Outlook and Strategy

In response to the challenges facing the company, Texas Community Bancshares has implemented a strategic repositioning plan. As part of this plan, the company sold a block of 54 performing loans totaling $12.4 million at a loss of $1.5 million, net of mortgage servicing rights, and marked down an additional $17.0 million in residential mortgage loans to fair value as they are being held for sale.

The goal of this portfolio repositioning is to take advantage of repricing opportunities, shorten the weighted average life of the loan portfolio, and diversify the company's loan mix by increasing its commercial lending activities. This strategy is intended to increase the overall yield on the loan portfolio, reduce the concentration in residential mortgages, and better position the company to manage interest rate risk.

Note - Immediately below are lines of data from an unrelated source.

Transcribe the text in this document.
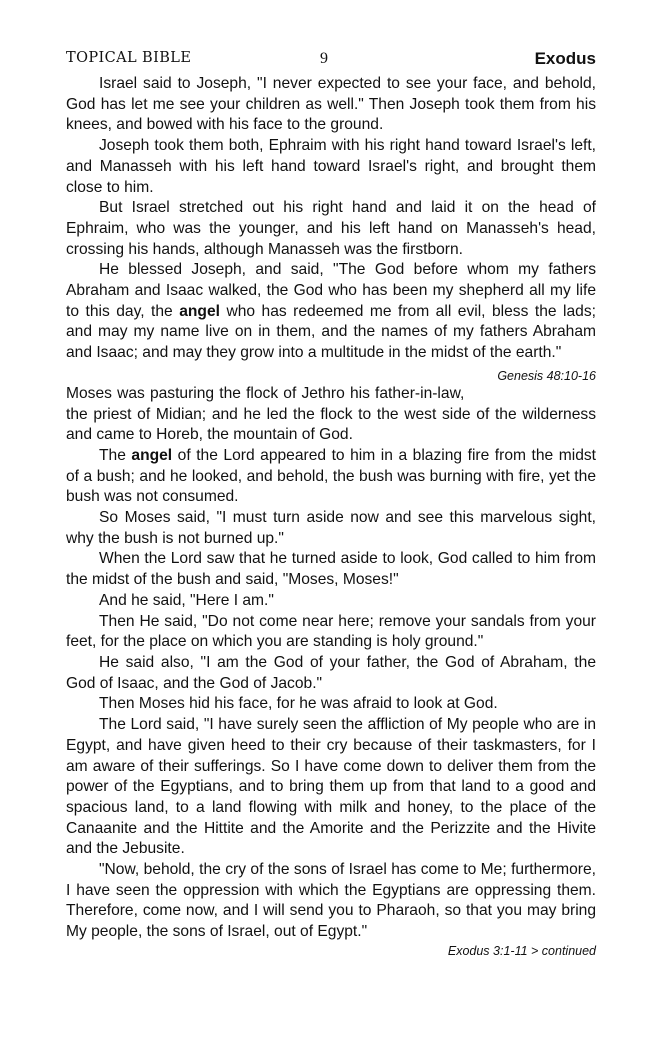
TOPICAL BIBLE	9	Exodus

Israel said to Joseph, "I never expected to see your face, and behold, God has let me see your children as well." Then Joseph took them from his knees, and bowed with his face to the ground.

Joseph took them both, Ephraim with his right hand toward Israel's left, and Manasseh with his left hand toward Israel's right, and brought them close to him.

But Israel stretched out his right hand and laid it on the head of Ephraim, who was the younger, and his left hand on Manasseh's head, crossing his hands, although Manasseh was the firstborn.

He blessed Joseph, and said, "The God before whom my fathers Abraham and Isaac walked, the God who has been my shepherd all my life to this day, the angel who has redeemed me from all evil, bless the lads; and may my name live on in them, and the names of my fathers Abraham and Isaac; and may they grow into a multitude in the midst of the earth."
Genesis 48:10-16

Moses was pasturing the flock of Jethro his father-in-law, the priest of Midian; and he led the flock to the west side of the wilderness and came to Horeb, the mountain of God.

The angel of the Lord appeared to him in a blazing fire from the midst of a bush; and he looked, and behold, the bush was burning with fire, yet the bush was not consumed.

So Moses said, "I must turn aside now and see this marvelous sight, why the bush is not burned up."

When the Lord saw that he turned aside to look, God called to him from the midst of the bush and said, "Moses, Moses!"

And he said, "Here I am."

Then He said, "Do not come near here; remove your sandals from your feet, for the place on which you are standing is holy ground."

He said also, "I am the God of your father, the God of Abraham, the God of Isaac, and the God of Jacob."

Then Moses hid his face, for he was afraid to look at God.

The Lord said, "I have surely seen the affliction of My people who are in Egypt, and have given heed to their cry because of their taskmasters, for I am aware of their sufferings. So I have come down to deliver them from the power of the Egyptians, and to bring them up from that land to a good and spacious land, to a land flowing with milk and honey, to the place of the Canaanite and the Hittite and the Amorite and the Perizzite and the Hivite and the Jebusite.

"Now, behold, the cry of the sons of Israel has come to Me; furthermore, I have seen the oppression with which the Egyptians are oppressing them. Therefore, come now, and I will send you to Pharaoh, so that you may bring My people, the sons of Israel, out of Egypt."

Exodus 3:1-11 > continued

Additionally, the company is focused on growing its core deposit base, improving its cost of funds, and maintaining a strong liquidity position to support its lending activities and weather potential economic challenges. The company is also closely monitoring its asset quality and credit risk exposures, and is prepared to take appropriate actions to mitigate any deterioration in the loan portfolio.

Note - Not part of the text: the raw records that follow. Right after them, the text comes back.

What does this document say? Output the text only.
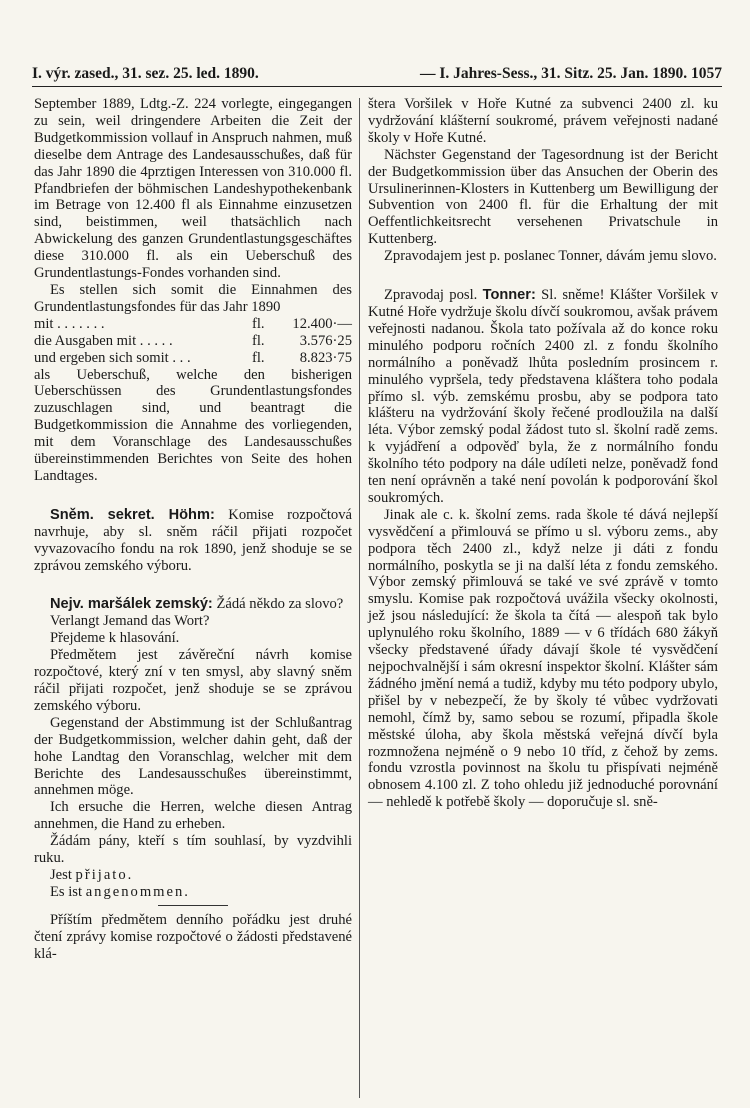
I. výr. zased., 31. sez. 25. led. 1890.	— I. Jahres-Sess., 31. Sitz. 25. Jan. 1890. 1057

September 1889, Ldtg.-Z. 224 vorlegte, eingegangen zu sein, weil dringendere Arbeiten die Zeit der Budgetkommission vollauf in Anspruch nahmen, muß dieselbe dem Antrage des Landesausschußes, daß für das Jahr 1890 die 4prztigen Interessen von 310.000 fl. Pfandbriefen der böhmischen Landeshypothekenbank im Betrage von 12.400 fl als Einnahme einzusetzen sind, beistimmen, weil thatsächlich nach Abwickelung des ganzen Grundentlastungsgeschäftes diese 310.000 fl. als ein Ueberschuß des Grundentlastungs-Fondes vorhanden sind.

Es stellen sich somit die Einnahmen des Grundentlastungsfondes für das Jahr 1890

mit . . . . . . .	fl.	12.400·—
die Ausgaben mit . . . . .	fl.	3.576·25
und ergeben sich somit . . .	fl.	8.823·75

als Ueberschuß, welche den bisherigen Ueberschüssen des Grundentlastungsfondes zuzuschlagen sind, und beantragt die Budgetkommission die Annahme des vorliegenden, mit dem Voranschlage des Landesausschußes übereinstimmenden Berichtes von Seite des hohen Landtages.

Sněm. sekret. Höhm: Komise rozpočtová navrhuje, aby sl. sněm ráčil přijati rozpočet vyvazovacího fondu na rok 1890, jenž shoduje se se zprávou zemského výboru.

Nejv. maršálek zemský: Žádá někdo za slovo?

Verlangt Jemand das Wort?

Přejdeme k hlasování.

Předmětem jest závěreční návrh komise rozpočtové, který zní v ten smysl, aby slavný sněm ráčil přijati rozpočet, jenž shoduje se se zprávou zemského výboru.

Gegenstand der Abstimmung ist der Schlußantrag der Budgetkommission, welcher dahin geht, daß der hohe Landtag den Voranschlag, welcher mit dem Berichte des Landesausschußes übereinstimmt, annehmen möge.

Ich ersuche die Herren, welche diesen Antrag annehmen, die Hand zu erheben.

Žádám pány, kteří s tím souhlasí, by vyzdvihli ruku.

Jest přijato.

Es ist angenommen.

Příštím předmětem denního pořádku jest druhé čtení zprávy komise rozpočtové o žádosti představené klá-

štera Voršilek v Hoře Kutné za subvenci 2400 zl. ku vydržování klášterní soukromé, právem veřejnosti nadané školy v Hoře Kutné.

Nächster Gegenstand der Tagesordnung ist der Bericht der Budgetkommission über das Ansuchen der Oberin des Ursulinerinnen-Klosters in Kuttenberg um Bewilligung der Subvention von 2400 fl. für die Erhaltung der mit Oeffentlichkeitsrecht versehenen Privatschule in Kuttenberg.

Zpravodajem jest p. poslanec Tonner, dávám jemu slovo.

Zpravodaj posl. Tonner: Sl. sněme! Klášter Voršilek v Kutné Hoře vydržuje školu dívčí soukromou, avšak právem veřejnosti nadanou. Škola tato požívala až do konce roku minulého podporu ročních 2400 zl. z fondu školního normálního a poněvadž lhůta posledním prosincem r. minulého vypršela, tedy představena kláštera toho podala přímo sl. výb. zemskému prosbu, aby se podpora tato klášteru na vydržování školy řečené prodloužila na další léta. Výbor zemský podal žádost tuto sl. školní radě zems. k vyjádření a odpověď byla, že z normálního fondu školního této podpory na dále udíleti nelze, poněvadž fond ten není oprávněn a také není povolán k podporování škol soukromých.

Jinak ale c. k. školní zems. rada škole té dává nejlepší vysvědčení a přimlouvá se přímo u sl. výboru zems., aby podpora těch 2400 zl., když nelze ji dáti z fondu normálního, poskytla se ji na další léta z fondu zemského. Výbor zemský přimlouvá se také ve své zprávě v tomto smyslu. Komise pak rozpočtová uvážila všecky okolnosti, jež jsou následující: že škola ta čítá — alespoň tak bylo uplynulého roku školního, 1889 — v 6 třídách 680 žákyň všecky představené úřady dávají škole té vysvědčení nejpochvalnější i sám okresní inspektor školní. Klášter sám žádného jmění nemá a tudiž, kdyby mu této podpory ubylo, přišel by v nebezpečí, že by školy té vůbec vydržovati nemohl, čímž by, samo sebou se rozumí, připadla škole městské úloha, aby škola městská veřejná dívčí byla rozmnožena nejméně o 9 nebo 10 tříd, z čehož by zems. fondu vzrostla povinnost na školu tu přispívati nejméně obnosem 4.100 zl. Z toho ohledu již jednoduché porovnání — nehledě k potřebě školy — doporučuje sl. sně-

Overall, Texas Community Bancshares is navigating a challenging operating environment by implementing a strategic repositioning plan aimed at improving its financial performance, managing its risk profile, and positioning the company for long-term success. While the company faces several headwinds, its strong liquidity, capital position, and proactive management approach provide a solid foundation for weathering the current market conditions.